MIC’s officials have many times expressed the ministry’s viewpoint on supporting the telecom group, saying that the participation of telcos on pay-TV market is a reasonable tendency, and that the stiffer competition among pay-TV enterprises would benefit customers.
As such, the topic for discussion for now is not whether Viettel would join the market, but what it would do to cement its firm position on the unfamiliar field.
What kind of customers Viettel would target to, what are the differences in Viettel’s TV programs and if the service fees are competitive than traditional TV enterprises are the three matters customers are most interested in.
Viettel’s targeted clients
Most of the cable TV subscribers are in the central areas of big cities or towns. In rural and remote areas, only a small proportion of households have terrestrial digital devices or IPTV, while the majority of them still watch analog TV.
A senior executive of Viettel has called this the “unoccupied area,” saying that Viettel would target the clients in the area when it sets up cable TV.

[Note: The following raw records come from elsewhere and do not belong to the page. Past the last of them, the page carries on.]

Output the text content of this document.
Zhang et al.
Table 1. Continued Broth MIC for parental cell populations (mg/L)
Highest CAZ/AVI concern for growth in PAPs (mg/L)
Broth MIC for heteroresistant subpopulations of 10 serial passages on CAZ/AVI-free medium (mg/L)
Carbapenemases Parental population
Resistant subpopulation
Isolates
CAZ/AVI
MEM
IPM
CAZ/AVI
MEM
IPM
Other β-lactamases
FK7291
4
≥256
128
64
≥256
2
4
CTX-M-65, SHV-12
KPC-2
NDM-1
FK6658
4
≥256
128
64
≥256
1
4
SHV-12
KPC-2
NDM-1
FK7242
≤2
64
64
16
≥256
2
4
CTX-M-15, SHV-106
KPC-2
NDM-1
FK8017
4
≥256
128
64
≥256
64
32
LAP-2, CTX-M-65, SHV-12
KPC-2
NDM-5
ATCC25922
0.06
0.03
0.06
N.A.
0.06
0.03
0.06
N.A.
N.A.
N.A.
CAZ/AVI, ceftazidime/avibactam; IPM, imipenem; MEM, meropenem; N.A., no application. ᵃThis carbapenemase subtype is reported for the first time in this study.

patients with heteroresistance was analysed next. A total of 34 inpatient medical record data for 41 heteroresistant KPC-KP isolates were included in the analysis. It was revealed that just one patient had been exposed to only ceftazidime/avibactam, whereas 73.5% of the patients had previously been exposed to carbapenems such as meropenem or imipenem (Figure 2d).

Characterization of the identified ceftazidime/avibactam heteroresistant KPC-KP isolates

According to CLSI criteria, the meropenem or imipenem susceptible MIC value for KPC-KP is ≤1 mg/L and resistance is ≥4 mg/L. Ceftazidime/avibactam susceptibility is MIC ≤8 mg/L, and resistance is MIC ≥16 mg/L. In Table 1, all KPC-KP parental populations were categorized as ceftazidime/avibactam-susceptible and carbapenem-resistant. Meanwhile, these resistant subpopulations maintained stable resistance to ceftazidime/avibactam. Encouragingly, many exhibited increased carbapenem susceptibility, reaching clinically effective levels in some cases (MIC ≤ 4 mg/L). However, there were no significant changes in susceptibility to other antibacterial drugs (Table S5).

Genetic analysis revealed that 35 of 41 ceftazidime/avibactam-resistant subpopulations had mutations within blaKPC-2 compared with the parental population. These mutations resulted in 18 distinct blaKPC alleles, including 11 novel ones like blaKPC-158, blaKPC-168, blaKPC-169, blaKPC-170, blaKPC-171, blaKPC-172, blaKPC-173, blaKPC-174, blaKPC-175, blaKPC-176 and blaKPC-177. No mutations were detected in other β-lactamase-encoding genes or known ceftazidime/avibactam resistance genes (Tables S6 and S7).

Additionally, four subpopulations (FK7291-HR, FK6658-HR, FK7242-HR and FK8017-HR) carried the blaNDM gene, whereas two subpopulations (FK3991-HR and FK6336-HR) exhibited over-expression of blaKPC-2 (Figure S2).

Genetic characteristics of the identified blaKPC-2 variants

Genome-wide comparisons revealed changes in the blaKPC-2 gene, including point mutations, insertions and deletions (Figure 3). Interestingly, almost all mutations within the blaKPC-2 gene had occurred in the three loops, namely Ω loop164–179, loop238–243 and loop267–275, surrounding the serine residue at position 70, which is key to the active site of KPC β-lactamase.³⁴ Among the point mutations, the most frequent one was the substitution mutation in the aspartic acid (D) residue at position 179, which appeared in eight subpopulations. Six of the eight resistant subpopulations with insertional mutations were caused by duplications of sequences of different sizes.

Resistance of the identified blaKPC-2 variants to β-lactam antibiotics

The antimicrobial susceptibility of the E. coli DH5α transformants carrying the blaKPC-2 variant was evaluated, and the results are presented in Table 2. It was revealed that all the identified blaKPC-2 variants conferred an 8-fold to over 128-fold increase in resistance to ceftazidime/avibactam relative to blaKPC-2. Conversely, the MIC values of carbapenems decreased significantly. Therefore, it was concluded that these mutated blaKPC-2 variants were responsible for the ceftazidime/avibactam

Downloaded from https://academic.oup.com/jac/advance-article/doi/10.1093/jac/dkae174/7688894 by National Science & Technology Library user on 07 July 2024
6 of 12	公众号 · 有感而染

Viettel has its reason when deciding that this would be the major market it targets to. The telecom group now has a large fiber cable system of 200,000 kilometers which reach out to 95 percent of the communes throughout the country.
It would take another TV enterprise some 10 years and tens of billions of dong worth of investment capital to provide pay-TV services to every household all over the country. Meanwhile, it would take Viettel just a short time to do that.
Viettel also has a good workforce with 25,000 technicians and sales collaborators to be sure that its service can reach out to the remotest areas of the country.
While the major market is believed to bring 65 percent of customers, Viettel would also target the clients in urban areas, where users have higher spending levels and require higher quality.
How will the TV programs be?
Experts have warned that the big guys like VTV and VTC would try every possible method to hinder content development companies to make TV programs to sell to Viettel.
They have also warned that in the worst scenario, Viettel, though allowed to provide cable TV services, but it would only take responsibility for infrastructure items, not for producing TV programs.
In fact, 90 percent of the programs provided on pay-TV channels are the ones imported from other countries. The quality of pay-TV remains very low, which is the reason explaining why only 15 percent of households have used the service so far.
Service fee to be competitive
Viettel has declined to give information about the service fee, but it has affirmed that the fees would be very “reasonable.”
A senior executive of the telco said there would be 7 basic service packages to be applied to the clients in rural areas, cities and those clients who have the demand for added value packages.